Prepare for Stack interview questions at Zeta — patterns, difficulty breakdown, and study tips.

Stack questions appear in about 14% of Zeta's technical interviews (5 out of 35 problems). This frequency is significant enough that neglecting stack fundamentals can create a major gap in your preparation. At Zeta, a financial technology company, stack problems often model real-world scenarios involving ordered data processing, transaction validation, or parsing nested structures—core operations in payment systems and ledger management. Mastering stacks demonstrates your ability to handle sequential data with LIFO logic, a skill directly applicable to their domain.
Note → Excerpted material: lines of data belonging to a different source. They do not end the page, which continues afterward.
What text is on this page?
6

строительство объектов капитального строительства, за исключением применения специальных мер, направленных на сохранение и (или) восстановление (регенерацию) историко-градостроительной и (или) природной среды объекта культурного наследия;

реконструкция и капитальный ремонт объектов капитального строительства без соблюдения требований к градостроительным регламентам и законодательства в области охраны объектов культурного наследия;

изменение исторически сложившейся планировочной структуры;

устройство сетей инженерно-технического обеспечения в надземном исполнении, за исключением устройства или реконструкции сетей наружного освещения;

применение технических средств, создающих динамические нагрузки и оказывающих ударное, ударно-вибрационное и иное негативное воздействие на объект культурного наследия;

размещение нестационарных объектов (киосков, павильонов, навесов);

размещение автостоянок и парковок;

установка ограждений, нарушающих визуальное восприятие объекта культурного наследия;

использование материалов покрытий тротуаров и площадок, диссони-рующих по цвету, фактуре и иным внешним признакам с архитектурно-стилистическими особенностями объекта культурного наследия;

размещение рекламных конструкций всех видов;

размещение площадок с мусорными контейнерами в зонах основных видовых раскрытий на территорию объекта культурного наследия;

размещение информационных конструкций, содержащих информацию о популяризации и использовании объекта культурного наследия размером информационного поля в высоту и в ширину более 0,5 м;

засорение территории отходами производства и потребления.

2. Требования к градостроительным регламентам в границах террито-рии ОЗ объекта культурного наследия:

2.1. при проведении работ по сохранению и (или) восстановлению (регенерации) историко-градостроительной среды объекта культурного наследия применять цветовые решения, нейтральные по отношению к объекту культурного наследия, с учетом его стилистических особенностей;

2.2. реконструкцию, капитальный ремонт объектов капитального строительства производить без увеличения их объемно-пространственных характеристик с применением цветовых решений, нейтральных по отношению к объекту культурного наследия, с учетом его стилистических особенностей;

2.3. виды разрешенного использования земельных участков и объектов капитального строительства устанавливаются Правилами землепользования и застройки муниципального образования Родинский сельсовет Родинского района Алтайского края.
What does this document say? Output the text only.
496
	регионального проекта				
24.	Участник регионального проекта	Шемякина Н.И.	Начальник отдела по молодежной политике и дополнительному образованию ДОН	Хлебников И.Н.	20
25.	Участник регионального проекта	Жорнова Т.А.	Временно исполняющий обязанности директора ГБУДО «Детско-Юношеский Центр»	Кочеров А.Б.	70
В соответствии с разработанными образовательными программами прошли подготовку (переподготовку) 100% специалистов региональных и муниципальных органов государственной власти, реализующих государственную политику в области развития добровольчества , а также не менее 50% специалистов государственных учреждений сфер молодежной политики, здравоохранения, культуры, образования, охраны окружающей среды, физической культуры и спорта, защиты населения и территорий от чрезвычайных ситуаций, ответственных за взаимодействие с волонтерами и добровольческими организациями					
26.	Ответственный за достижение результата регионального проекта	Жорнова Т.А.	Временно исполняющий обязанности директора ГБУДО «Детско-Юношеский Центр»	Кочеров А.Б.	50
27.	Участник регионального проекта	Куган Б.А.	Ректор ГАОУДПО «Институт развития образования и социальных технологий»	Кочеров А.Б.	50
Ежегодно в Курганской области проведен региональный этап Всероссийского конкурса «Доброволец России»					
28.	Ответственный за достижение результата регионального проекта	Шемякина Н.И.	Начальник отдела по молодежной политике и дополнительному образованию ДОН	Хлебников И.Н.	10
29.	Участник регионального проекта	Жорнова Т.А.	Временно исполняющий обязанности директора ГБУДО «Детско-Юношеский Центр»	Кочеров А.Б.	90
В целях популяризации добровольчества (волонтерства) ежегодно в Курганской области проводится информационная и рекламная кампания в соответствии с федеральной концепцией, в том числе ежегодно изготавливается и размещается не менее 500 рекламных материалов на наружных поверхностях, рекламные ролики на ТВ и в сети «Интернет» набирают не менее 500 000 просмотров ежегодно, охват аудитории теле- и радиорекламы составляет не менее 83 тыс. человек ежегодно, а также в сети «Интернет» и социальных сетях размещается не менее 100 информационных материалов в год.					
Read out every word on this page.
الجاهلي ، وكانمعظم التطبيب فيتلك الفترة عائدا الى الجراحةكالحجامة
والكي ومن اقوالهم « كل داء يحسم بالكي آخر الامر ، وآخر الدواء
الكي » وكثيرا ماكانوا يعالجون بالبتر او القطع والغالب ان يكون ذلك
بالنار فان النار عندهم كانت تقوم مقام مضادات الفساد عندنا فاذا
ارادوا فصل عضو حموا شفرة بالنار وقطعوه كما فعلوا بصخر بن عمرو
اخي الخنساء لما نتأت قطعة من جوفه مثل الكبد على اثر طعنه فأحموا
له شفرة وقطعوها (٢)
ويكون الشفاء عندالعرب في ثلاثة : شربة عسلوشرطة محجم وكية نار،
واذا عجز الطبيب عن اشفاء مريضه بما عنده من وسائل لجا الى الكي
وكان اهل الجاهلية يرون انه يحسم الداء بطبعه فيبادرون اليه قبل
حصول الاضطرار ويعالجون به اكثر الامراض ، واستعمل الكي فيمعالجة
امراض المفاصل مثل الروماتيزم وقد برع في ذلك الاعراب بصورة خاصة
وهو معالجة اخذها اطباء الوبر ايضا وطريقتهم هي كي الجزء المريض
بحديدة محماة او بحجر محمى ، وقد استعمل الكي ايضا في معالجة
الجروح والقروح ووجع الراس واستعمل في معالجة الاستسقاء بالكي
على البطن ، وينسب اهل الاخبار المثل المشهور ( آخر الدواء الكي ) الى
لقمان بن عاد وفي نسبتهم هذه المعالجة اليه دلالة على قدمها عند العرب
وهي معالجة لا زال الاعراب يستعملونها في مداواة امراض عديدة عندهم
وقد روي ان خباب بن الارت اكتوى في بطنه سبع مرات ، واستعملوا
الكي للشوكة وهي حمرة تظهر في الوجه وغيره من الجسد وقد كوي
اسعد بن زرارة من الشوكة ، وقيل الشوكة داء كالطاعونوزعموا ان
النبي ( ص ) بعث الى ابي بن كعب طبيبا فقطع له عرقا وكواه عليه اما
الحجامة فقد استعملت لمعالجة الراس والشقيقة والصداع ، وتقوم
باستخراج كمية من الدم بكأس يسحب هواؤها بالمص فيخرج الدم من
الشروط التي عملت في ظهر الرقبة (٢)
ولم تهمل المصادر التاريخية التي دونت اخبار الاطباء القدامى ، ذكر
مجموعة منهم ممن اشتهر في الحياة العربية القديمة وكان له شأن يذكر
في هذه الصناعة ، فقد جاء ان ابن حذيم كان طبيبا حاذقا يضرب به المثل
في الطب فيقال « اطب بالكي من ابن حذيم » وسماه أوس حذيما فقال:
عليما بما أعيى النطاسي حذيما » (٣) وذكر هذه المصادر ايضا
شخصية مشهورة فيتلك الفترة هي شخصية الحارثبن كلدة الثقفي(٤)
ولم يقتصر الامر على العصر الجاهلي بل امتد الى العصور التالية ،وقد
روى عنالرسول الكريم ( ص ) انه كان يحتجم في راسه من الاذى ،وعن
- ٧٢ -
What to Expect — Types of Problems

Zeta’s stack problems typically fall into three categories. First, parsing and validation questions, like checking for balanced parentheses or valid HTML tags, test your ability to track opening and closing symbols. Second, monotonic stack problems, which involve finding the next greater or smaller element in an array, are common for assessing optimization skills on sequential data. Third, you may encounter stack transformations, where you must simulate a sequence of push/pop operations or use a stack to implement a queue. The problems are designed to be solved optimally with a single stack, often requiring O(n) time complexity.

How to Prepare — Study Tips with One Code Example

Focus on understanding the core pattern: use a stack to temporarily hold items while you compare them to incoming elements, processing them when a condition is met. Always clarify the problem, identify the LIFO need, and walk through an example manually before coding. Practice writing clean, iterative solutions.

A key pattern is the Next Greater Element problem. You traverse an array, using a stack to hold indices of elements for which we haven't yet found a greater element. When you find a greater value, you resolve the indices on the stack.

def nextGreaterElement(nums):
    result = [-1] * len(nums)
    stack = []  # stores indices

    for i, num in enumerate(nums):
        while stack and nums[stack[-1]] < num:
            idx = stack.pop()
            result[idx] = num
        stack.append(i)
    return result

Start with foundational stack operations: implement a stack using an array or linked list. Then, solve classic validation problems like valid parentheses. Move on to monotonic stack patterns, such as next greater element and daily temperatures. Finally, tackle more complex applications, including stack-based calculator (evaluate expression) and histogram area problems. This progression builds from mechanics to applied problem-solving.